Power and Responsibility in Public History

There are moments when there can be no objective divorce between the politics of the present and the study of the past. This is one such moment in the political present where the world we live in cannot be removed from the politics of the past, nor the graduate-level public history assignment.

For Canadians who woke up on November 9th, 2016 to a world they no longer comprehend, it is important, now more than ever, to understand the public historian’s role in civil society, consider our responsibilities by virtue of it, and work to assure the Canadian public does not succumb to demagogic narratives of isolationism, fear, and hate.

Our Role

Public history serves the public — a collection of peoples cohabiting spaces with memory and history. Public historians aspire to honest, context and evidence-based truth-telling. This can be achieved by employing diligent historical analysis, championing multiple manifestations of remembering and using evidence-based storytelling to maintain accountability. Done right, public history can engender learning, healing, and individual and collective development. Done wrong, it can contribute to misinformation, suffering, and painful reminders of our shared colonial pasts.

Our Challenges

There are several stories in Canadian public history professionals need to thoughtfully consider before pursuing future projects. Historicization of public history shows the discipline has authored its own uncomfortable chapters in the ongoing colonial narrative. The field needs to adopt a generous and unflinching reflexivity to see it’s own power in shaping public discourses.

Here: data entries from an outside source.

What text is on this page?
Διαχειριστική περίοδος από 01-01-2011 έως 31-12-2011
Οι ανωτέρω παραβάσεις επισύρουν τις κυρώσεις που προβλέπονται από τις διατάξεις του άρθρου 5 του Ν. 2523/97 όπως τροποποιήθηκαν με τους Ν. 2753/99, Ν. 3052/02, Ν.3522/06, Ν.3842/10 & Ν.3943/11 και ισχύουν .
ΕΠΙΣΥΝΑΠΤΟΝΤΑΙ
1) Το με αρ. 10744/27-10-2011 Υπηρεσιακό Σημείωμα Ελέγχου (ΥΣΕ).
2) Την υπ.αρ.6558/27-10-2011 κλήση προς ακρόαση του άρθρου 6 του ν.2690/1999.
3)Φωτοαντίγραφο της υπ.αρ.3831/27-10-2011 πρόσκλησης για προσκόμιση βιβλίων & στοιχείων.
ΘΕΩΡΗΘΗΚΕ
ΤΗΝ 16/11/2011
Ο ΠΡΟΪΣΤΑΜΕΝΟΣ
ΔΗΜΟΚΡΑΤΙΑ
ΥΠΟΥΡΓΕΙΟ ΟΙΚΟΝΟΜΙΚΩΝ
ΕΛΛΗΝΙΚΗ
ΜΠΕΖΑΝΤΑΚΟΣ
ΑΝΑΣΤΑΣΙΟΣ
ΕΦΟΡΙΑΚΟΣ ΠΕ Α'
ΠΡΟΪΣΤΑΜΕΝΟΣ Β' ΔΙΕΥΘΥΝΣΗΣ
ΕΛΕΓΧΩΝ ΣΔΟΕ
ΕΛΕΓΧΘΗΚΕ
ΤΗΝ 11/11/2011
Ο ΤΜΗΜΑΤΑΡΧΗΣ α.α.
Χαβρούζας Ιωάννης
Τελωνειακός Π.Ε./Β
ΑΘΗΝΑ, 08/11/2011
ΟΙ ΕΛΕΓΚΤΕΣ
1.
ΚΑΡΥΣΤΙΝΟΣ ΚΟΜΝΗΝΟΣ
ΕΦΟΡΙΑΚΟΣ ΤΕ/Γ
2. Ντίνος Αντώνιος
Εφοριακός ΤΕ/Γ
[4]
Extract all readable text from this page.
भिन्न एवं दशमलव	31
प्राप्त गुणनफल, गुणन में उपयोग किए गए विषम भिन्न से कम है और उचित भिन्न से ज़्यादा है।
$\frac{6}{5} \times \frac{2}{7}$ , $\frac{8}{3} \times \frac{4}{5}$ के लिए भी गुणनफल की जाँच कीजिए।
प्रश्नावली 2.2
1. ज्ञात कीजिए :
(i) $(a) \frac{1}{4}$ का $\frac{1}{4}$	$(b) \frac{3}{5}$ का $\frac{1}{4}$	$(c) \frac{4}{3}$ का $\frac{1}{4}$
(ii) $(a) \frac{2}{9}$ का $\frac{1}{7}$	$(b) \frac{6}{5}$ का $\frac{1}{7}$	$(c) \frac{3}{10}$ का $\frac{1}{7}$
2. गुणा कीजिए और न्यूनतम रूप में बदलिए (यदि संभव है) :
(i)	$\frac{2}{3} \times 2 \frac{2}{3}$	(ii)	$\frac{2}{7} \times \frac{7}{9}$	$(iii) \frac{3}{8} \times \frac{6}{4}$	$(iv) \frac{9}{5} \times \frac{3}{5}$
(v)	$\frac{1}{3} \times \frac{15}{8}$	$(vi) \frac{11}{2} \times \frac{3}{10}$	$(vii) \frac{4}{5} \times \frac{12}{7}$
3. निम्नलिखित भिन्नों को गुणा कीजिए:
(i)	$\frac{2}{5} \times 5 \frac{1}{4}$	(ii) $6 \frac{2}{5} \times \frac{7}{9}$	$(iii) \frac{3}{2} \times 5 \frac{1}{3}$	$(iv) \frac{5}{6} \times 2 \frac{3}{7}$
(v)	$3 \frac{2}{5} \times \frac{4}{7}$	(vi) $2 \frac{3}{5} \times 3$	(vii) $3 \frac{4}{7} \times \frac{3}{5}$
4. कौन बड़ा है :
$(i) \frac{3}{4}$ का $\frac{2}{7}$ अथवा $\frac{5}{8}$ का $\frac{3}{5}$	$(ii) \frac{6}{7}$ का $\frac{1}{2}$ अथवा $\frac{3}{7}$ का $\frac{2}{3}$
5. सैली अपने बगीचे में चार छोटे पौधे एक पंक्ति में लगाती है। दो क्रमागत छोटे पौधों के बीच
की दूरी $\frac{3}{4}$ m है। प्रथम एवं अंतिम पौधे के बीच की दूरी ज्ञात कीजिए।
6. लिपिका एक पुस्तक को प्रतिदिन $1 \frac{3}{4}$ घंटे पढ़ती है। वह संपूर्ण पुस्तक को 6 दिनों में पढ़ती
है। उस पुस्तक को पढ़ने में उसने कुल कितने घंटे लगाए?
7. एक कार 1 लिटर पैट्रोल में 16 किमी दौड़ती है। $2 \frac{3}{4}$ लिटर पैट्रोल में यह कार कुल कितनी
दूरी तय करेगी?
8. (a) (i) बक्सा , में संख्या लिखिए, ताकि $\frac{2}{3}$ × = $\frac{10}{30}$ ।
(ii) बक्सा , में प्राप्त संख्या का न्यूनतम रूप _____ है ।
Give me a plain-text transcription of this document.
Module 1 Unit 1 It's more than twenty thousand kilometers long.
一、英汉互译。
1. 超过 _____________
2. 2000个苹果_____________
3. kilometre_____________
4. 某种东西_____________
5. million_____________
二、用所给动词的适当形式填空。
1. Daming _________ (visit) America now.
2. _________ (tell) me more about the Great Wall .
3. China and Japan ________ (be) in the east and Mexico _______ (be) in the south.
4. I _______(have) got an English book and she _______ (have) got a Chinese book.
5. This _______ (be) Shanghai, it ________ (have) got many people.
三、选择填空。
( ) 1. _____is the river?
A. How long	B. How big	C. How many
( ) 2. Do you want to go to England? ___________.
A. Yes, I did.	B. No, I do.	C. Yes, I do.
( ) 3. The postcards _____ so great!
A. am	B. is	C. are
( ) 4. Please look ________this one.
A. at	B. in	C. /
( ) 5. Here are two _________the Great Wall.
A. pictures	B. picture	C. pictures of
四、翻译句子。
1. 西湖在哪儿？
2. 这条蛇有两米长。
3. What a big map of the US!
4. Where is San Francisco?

Andersen puts it eloquently: “spaces of cultural representation— like museums and national historic sites—can be spaces of mutual recognition rather than mere manifestations of colonial power.” Here are some suggestions on how to do that.

What Not To Do

  • Do not confine identities in history, as it is in the Batoche National Historic Site in Batoche, Saskachewan. Chris Andersen points to telling “three-dimensional,” high “density” stories of that champion both the Metis’ peoples modern complexities and and historical celebrations as a way to move forward instead.
  • Do not work in insolation, as the infamous failure of an exhibit, Into the Heart of Africa at the Royal Ontario Museum, mistakenly did. The curators did not fully consider their audiences and the way they might receive the exhibit. Eva Mackey discourages the use of universal claims to truth, especially in such a “powerful agent in defining public culture.”
  • Do not sanitize violent histories, as former Prime Minister Stephen Harper inadvertently does in a speech during the 2009 G20 meeting in Pittsburg by saying “We have no history of colonialism”. We should not be exempt from remembering traumas 1 year, 1 decade, or 1 century after the highly orchestrated public apology for Canada’s role in residential schools. Healing from traumatic pasts requires remembering with as much deference to truth as possible.

What To Do

  • Share authority. As Andersen writes, public historians should strive for a “history in between.” Narratives should be situated in between structure and agency; local, regional and global; indigenous and white, commemorative, scholarly and community based remembering. Public historians can look to the c̓əsnaʔəm, the city before the city exhibit at the Museum of Vancouver as a step forward into shared authority and respectfully indigenized history. This in-betweeness also exists between times. Public historians need to recognize what Sharon Macdonald calls the multi-temporal nature of public remembering, that “wrong done in a time marked is recognized as such” but also exists in a present orientated to future. One of the greatest challenges is deciding what to choose
  • Recognize power and poverty. Museums and monuments hold significant social capital as institutions. Public historians need to recognize the privilege and responsibility that come with storytelling for publics, which inadvertently creates spaces of belonging and exclusion. 
  • Listen. Researches and practitioners in Canada need to adopt the Truth and Reconciliation Commission’s Calls To Action as much as it is feasible. Canadians need to read the TRC adopt it into schools, museums, books and popular culture. In the history of public history, certain narratives were told over the silences of others. To move forward towards reconciliation, we need to hear the quieted truths from quieted voices.